Kansas nursing homes try to ‘pick up the pieces’ in aftermath of pandemic, inflation costs
TOPEKA — Battered by the COVID-19 pandemic, inflation, staffing shortages and the strain of a population skewing older, the Kansas nursing home industry needs to be carefully monitored, advocates say.
“When you walk into an area after a tornado, where do you begin?” questioned Linda MowBray, president and CEO of the Kansas Health Care Association and Kansas Center for Assisted Living during a Sept. 21 legislative conference on nursing home oversight. “Where do you even start to pick up the pieces?”
MowBray said 26 nursing homes had closed across the state in the past three years, an estimated seven counties have no nursing homes at all, and several other counties just have a long-term care unit in a hospital — an issue that could balloon as the average Kansas age shifts upward. Demographic reports estimate that by 2036, the number of Kansans 65 or older will grow by more than 40%.
In the aftermath of the COVID-19 pandemic, aging service providers warned lawmakers of temporary staffing agencies “price gouging” Medicaid providers, with some alleging that companies were charging more than triple the typical rate for essential workers.
MowBray said the industry had seen some improvement following increased reimbursement for aging service providers. During the 2022 legislative session, lawmakers voted to adjust the Medicaid reimbursement rates for aging services providers, covering cost discrepancies through a Medicaid add-on.
“Without the add-on, we just wouldn’t have been able to keep pace,” MowBray said.
Rachel Monger, president and CEO of LeadingAge Kansas, said her organization was seeing some new nursing home applicants for the first time in a while because of the increased funding.
“We are still a long way from good on the staffing shortage problem,” Monger said. “But based on the chasm we were stuck in these last few years, even just getting these job applications for nursing positions just feels miraculous. And so that money has been immediately put to good use.”
While the add-on has helped, the two warned reimbursement rates for other nursing home needs should also be adjusted to keep up with demand. Monger said dementia care was especially expensive to provide.
“The biggest losses that our members show are in that staffing category,” Monger said. “The amount of money and the amount of staff they hire to provide the quality of care that they believe is necessary does not match up with the reimbursement that the state gives them to actually provide that care to most of their residents.”
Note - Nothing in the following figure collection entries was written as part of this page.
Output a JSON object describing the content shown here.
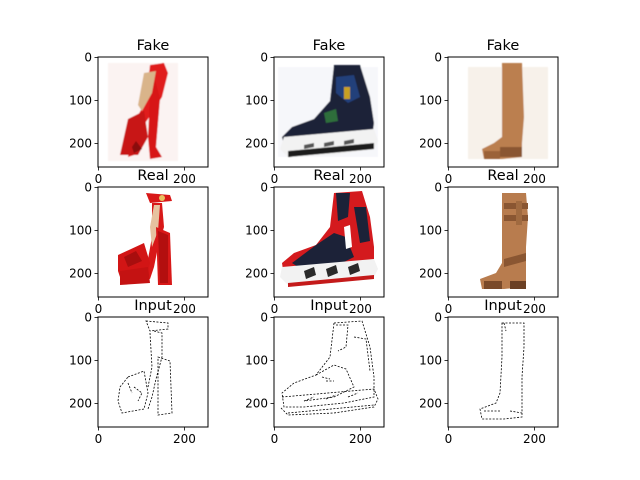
{
  "figure": {
    "panels": [
      {
        "title": "Fake",
        "subject": "red-platform-heel",
        "row_kind": "fake"
      },
      {
        "title": "Fake",
        "subject": "high-top-sneaker",
        "row_kind": "fake"
      },
      {
        "title": "Fake",
        "subject": "tall-tan-boot",
        "row_kind": "fake"
      },
      {
        "title": "Real",
        "subject": "red-platform-heel",
        "row_kind": "real"
      },
      {
        "title": "Real",
        "subject": "high-top-sneaker",
        "row_kind": "real"
      },
      {
        "title": "Real",
        "subject": "tall-tan-boot",
        "row_kind": "real"
      },
      {
        "title": "Input",
        "subject": "red-platform-heel",
        "row_kind": "input"
      },
      {
        "title": "Input",
        "subject": "high-top-sneaker",
        "row_kind": "input"
      },
      {
        "title": "Input",
        "subject": "tall-tan-boot",
        "row_kind": "input"
      }
    ],
    "x_ticks": [
      "0",
      "200"
    ],
    "y_ticks": [
      "0",
      "100",
      "200"
    ],
    "colors": {
      "heel_red": "#d81818",
      "heel_red_dark": "#a80e0e",
      "heel_tan": "#d9b48a",
      "sneaker_navy": "#1c2238",
      "sneaker_red": "#d41a1e",
      "sneaker_white": "#f2f2f2",
      "boot_tan": "#b87c4e",
      "boot_dark": "#8a5632",
      "sketch": "#000000"
    }
  }
}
Dawn Veh, a board member with Kansas Adult Care Executives, said inflation has also significantly increased costs. Staffing costs increased between 25% to 50% for various staff positions in the past few years, Veh estimated, and supplies have also gone up. Veh said one box of gloves has increased in price by 50%. A box of bacon the organization orders has gone from $50 to $75.
“We’re actually losing $12 a day, based on this cost report sheet,” Veh said. “We have 45 Medicaid residents in our building. So if you take that times 365, it’s $197,000 that we are spending that we’re not getting reimbursed, just because of the formula that’s being used.”
“With this add-on, it really is just helping facilities to stay open while we continue to make adjustments to what’s been happening,” Veh added.
Others at the meeting took a different approach. David Kingsley, executive director of the Center for Healthcare Information and Policy, said the entire system needs to be more transparent and the state needs to make sure nursing homes aren’t being overpaid.
He said private equity and big corporations have taken over the Kansas nursing home industry.
“I would be hard-pressed to find any facility today in Kansas that is a mom and pop operation, No. 1. No. 2, I would be very hard-pressed today to find a chain that is owned by a Kansas corporation,” said Kingsley, a retired statistics professor from the University of Kansas Department of Health Policy.
“One thing that’s happened in this industry is it’s become what we call ‘financialized,’ ” Kingsley added.
Lawmakers said they would examine reimbursement rates further in the upcoming legislative session.
“One group is sitting there going, ‘We aren’t making it, we’re barely covering our costs,’ and then you come in and these guys are getting rich off of their nursing home operations,” said Rep. Will Carpenter, a Republican from El Dorado. “It just strikes me as kind of odd.”